Known as “fuzzing” can be performed via Bluetooth pairing. A fuzzing attack takes advantage of inherent software vulnerabilities in Bluetooth devices by sending invalid data to cause abnormal behavior such as crashing, privilege escalation, and intrusions that can implant malware. Application Risks Third-party apps for mobile devices are written by people you don’t know, in environments you can’t control, and you have no visibility into their process, development lifecycle, or quality control.
Features that allow .NET components to be isolated from each other and from the file system on your computer’s hard disk. Managed Code When it first appeared, Sun Microsystems’ Java broke new ground as a development platform for network-centric computing. Central to Sun’s vision was the notion of code portability, summed up in the pithy (if somewhat inaccurate) phrase “Write once, run anywhere.” This degree of portability is achieved by compiling source code to an intermediate representation.
The identity of the user running the code.
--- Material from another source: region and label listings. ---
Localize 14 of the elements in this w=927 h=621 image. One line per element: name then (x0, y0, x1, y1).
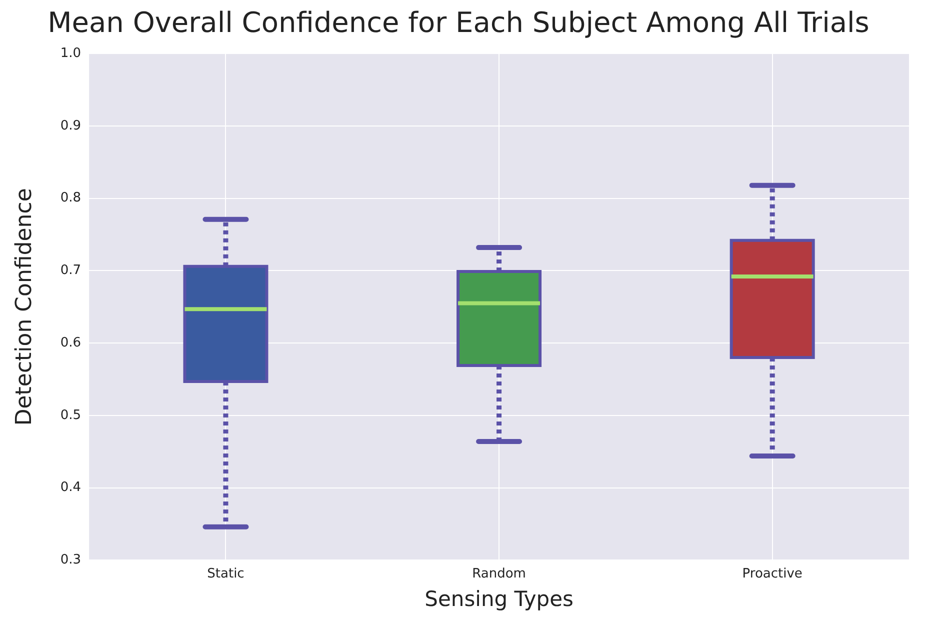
x-tick-label: Static (207, 566, 244, 582)
y-tick-label: 1.0 (60, 46, 82, 61)
chart-title: Mean Overall Confidence for Each Subject Among All Trials (48, 6, 870, 40)
y-axis-title: Detection Confidence (12, 188, 37, 426)
y-tick-label: 0.6 (60, 335, 82, 350)
y-tick-label: 0.5 (60, 408, 82, 423)
x-tick-label: Random (472, 566, 526, 582)
y-tick-label: 0.4 (60, 480, 82, 496)
y-tick-label: 0.7 (60, 263, 82, 278)
y-tick-label: 0.9 (60, 118, 82, 134)
x-axis-title: Sensing Types (424, 586, 574, 611)
y-tick-label: 0.8 (60, 190, 82, 206)
x-tick-label: Proactive (742, 566, 802, 582)
y-tick-label: 0.3 (60, 552, 82, 568)
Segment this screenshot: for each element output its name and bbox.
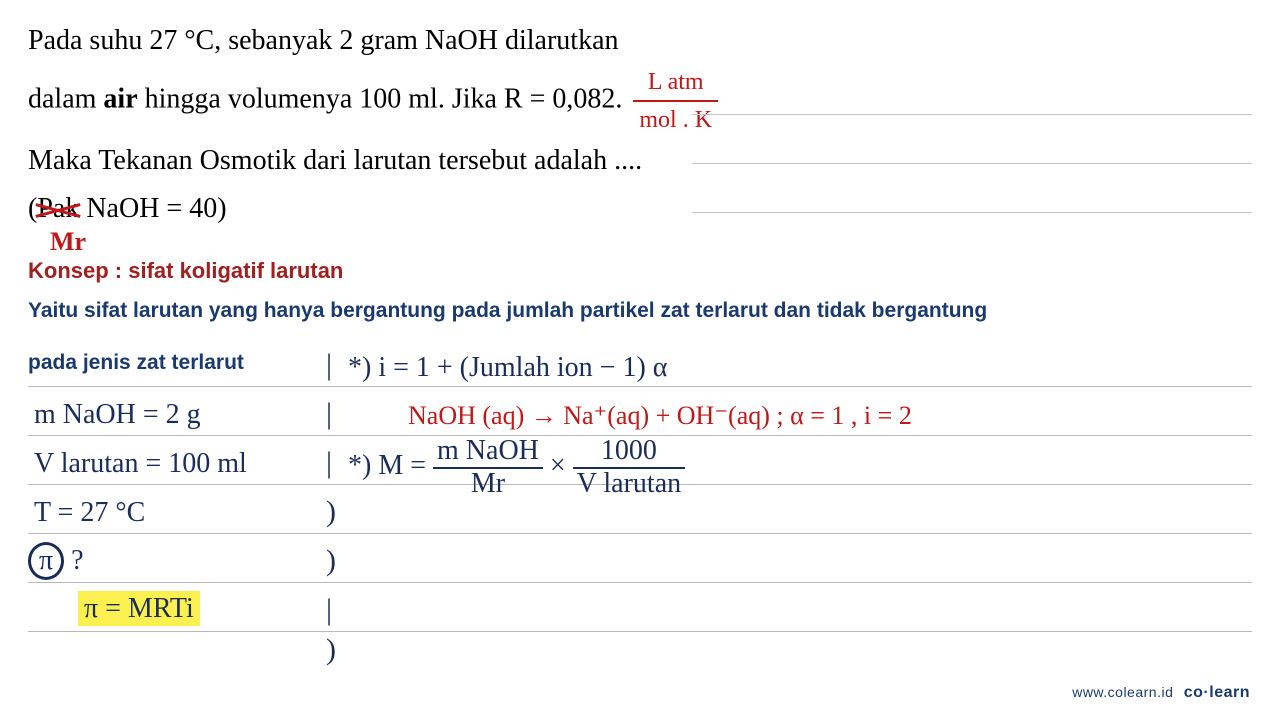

This approach is known as role-based security (RBS). RBS is, of course, very familiar to computer users because it forms the basis of OS security. When you log in to a Windows machine, you provide credentials—typically a user ID and password—that must match a user account known to Windows. In this way, Windows authenticates you as a legitimate user of the system. The account provides you with an identity on the system, and the groups to which that.
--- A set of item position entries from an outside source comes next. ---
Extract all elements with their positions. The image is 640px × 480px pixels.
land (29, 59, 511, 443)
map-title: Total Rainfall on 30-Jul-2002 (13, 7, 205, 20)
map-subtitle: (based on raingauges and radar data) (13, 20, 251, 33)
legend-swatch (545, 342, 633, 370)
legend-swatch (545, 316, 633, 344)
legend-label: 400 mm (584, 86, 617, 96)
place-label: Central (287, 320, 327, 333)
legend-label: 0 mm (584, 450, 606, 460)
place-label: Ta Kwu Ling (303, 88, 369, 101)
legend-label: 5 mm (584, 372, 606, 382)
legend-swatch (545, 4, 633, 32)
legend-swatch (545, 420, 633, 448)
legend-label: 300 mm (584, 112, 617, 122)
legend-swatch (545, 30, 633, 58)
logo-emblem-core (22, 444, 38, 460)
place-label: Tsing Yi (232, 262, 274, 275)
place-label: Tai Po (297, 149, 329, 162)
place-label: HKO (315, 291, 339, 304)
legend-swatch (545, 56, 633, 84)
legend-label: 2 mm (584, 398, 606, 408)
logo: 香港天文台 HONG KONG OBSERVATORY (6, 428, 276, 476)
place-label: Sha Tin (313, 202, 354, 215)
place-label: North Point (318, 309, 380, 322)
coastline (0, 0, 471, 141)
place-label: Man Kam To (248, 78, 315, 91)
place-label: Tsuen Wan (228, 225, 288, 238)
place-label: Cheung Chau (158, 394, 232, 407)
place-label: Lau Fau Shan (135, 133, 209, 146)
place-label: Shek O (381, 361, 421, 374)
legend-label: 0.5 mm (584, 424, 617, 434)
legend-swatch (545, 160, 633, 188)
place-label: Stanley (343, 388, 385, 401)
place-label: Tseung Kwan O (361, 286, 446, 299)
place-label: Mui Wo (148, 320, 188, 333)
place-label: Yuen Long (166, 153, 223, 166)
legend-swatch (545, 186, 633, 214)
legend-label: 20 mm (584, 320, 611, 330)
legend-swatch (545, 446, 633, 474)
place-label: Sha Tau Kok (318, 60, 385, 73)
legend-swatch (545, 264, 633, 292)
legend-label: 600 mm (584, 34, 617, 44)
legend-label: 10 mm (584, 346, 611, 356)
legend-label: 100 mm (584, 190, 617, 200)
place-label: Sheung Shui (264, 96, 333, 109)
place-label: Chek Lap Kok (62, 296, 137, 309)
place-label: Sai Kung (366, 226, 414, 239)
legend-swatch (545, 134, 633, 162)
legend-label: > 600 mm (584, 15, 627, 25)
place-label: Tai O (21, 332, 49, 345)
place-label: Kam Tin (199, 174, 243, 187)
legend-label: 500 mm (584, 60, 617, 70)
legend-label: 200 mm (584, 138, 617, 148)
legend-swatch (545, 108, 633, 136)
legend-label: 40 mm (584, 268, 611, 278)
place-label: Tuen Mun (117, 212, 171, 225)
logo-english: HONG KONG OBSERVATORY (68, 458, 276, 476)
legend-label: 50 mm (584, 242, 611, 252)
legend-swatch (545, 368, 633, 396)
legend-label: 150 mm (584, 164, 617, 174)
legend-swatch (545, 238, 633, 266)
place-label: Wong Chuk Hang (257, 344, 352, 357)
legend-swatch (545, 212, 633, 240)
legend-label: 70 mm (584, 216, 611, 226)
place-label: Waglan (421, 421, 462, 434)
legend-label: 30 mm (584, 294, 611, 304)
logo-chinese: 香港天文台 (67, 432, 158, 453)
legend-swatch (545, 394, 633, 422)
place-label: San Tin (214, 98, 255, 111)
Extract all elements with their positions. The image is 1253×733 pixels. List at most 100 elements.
Vary according to what the organization does. Financial companies typically require a larger and more robust security organization due to the capital financial risk involved in an event or incident that negatively impacts their integrity, confidentiality, and availability. Healthcare organizations, along with businesses in other highly regulated sectors such as publicly traded companies that must comply with Sarbanes-Oxley rules, and financial companies that are regulated by the.